WorkSafe Victoria recently issued a safety warning to employers to address psychological hazards in their workplaces as the number of mental injuries in Victorian workplaces surges.
Of the 28,682 claims received by WorkSafe Victoria in the 2021-22 financial year, 4340 were for mental injury.
While claims for work-related mental injuries now make up 15.1 per cent of all new claims (up from 13.1 per cent the previous year) they are on track to grow to a third of all WorkSafe claims by the end of the decade.
“Sadly, while three-quarters of workers with a physical injury are back on the job in six months, just 40 per cent of workers with mental injury return to work within that time,” said WorkSafe Victoria executive director of health and safety Narelle Beer.

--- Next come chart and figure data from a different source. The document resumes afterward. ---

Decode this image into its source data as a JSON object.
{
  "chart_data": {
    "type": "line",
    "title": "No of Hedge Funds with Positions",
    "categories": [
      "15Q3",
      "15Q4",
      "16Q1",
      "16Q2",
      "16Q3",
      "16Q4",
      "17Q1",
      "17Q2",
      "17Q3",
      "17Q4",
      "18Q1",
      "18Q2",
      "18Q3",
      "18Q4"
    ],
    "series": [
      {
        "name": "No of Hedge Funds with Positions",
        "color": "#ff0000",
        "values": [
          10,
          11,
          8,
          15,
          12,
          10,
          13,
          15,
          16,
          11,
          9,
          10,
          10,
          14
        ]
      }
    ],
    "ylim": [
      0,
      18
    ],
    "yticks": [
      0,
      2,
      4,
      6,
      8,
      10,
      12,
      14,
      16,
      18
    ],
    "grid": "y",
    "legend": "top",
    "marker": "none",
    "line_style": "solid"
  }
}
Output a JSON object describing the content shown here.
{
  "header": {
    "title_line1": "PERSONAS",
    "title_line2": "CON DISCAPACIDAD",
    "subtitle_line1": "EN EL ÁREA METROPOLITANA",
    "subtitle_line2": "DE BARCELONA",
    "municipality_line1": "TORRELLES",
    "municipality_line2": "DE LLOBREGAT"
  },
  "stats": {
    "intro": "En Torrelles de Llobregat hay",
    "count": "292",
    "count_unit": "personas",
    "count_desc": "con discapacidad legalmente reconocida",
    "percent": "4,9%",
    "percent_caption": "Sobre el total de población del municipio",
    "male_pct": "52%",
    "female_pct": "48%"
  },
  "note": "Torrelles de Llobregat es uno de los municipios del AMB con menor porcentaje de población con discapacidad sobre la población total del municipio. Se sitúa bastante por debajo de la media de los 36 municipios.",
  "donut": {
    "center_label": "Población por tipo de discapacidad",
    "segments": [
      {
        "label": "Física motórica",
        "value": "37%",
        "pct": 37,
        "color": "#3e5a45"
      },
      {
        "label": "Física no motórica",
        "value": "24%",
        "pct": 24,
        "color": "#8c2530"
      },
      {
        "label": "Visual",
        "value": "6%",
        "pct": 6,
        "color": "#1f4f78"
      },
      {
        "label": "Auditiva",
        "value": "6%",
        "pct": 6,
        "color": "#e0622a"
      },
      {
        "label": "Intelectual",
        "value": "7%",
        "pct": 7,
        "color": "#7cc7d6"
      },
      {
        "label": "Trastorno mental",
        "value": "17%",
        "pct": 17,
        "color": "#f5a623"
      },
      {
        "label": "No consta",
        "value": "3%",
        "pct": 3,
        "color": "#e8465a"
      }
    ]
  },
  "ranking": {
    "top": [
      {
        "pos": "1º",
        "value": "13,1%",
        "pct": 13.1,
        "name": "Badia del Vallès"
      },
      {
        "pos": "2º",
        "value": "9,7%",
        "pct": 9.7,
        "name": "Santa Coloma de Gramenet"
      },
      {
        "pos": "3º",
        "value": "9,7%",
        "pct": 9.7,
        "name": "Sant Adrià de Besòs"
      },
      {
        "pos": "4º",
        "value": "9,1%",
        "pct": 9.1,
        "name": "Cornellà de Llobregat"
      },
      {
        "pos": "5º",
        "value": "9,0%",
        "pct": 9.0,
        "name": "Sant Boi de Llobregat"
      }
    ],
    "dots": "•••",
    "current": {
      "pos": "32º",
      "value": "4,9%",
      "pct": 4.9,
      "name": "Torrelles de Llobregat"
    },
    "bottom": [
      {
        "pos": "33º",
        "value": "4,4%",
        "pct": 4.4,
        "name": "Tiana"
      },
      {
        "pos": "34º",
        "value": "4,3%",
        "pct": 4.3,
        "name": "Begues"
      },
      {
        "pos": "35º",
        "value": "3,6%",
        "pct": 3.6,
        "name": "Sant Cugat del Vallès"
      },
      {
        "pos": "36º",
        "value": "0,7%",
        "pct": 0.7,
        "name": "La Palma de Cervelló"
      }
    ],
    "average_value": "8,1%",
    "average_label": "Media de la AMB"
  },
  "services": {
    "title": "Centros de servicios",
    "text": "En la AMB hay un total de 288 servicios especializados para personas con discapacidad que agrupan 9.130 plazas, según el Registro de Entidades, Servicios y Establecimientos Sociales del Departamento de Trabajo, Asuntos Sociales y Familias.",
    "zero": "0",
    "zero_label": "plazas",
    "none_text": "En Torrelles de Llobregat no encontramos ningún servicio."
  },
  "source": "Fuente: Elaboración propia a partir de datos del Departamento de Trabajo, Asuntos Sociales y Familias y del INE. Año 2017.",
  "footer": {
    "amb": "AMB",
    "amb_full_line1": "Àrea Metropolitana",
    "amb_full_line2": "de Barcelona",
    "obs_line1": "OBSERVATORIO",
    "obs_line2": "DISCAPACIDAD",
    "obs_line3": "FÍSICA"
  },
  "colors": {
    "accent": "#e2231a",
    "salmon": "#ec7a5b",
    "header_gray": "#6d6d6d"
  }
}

“Just because a mental injury is harder to see, doesn’t mean it can’t be prevented. We’re putting employers on notice that they have a legal obligation to make sure their workplaces are psychologically safe.”
She urged employers to make sure they have policies, processes and training in place to address risks such as bullying, aggression, trauma, fatigue, stress and high job demands.
Mental injuries often needed more recovery time than physical injuries, meaning more time off and higher costs, Beer added.
Employers who fail to take reasonable steps to prevent mental injury can face prosecution under the Occupational Health and Safety Act, including potential fines of up to $332,000 for an individual or $1.66 million for a body corporate.
“Our message to employers is clear, if you turn a blind eye to bullying, harassment, or other psychological health hazards then you’re risking your workers’ safety, lost productivity and potentially hefty fines,” Beer said.
Her comments followed the release of the recent Key Work Health and Safety Statistics, Australia 2022 report by Safe Work Australia, which found work-related mental health conditions are one of the costliest forms of workplace injury, leading to significantly more time off work and higher compensation paid when compared to physical injuries and diseases.
The report said mental health conditions account for a relatively small but increasing proportion of serious claims, rising from 6 per cent of all serious claims in 2014-15 to 9 per cent in 2019-20.
In 2020-21, the largest share of such claims related to anxiety or stress disorders (36 per cent) or reaction to stressors – other, multiple or not specified (34 per cent).
In 2019-20, the median time lost for mental health conditions was 30.7 working weeks per serious claim, compared to 6.2 working weeks per serious claim for physical injuries and diseases.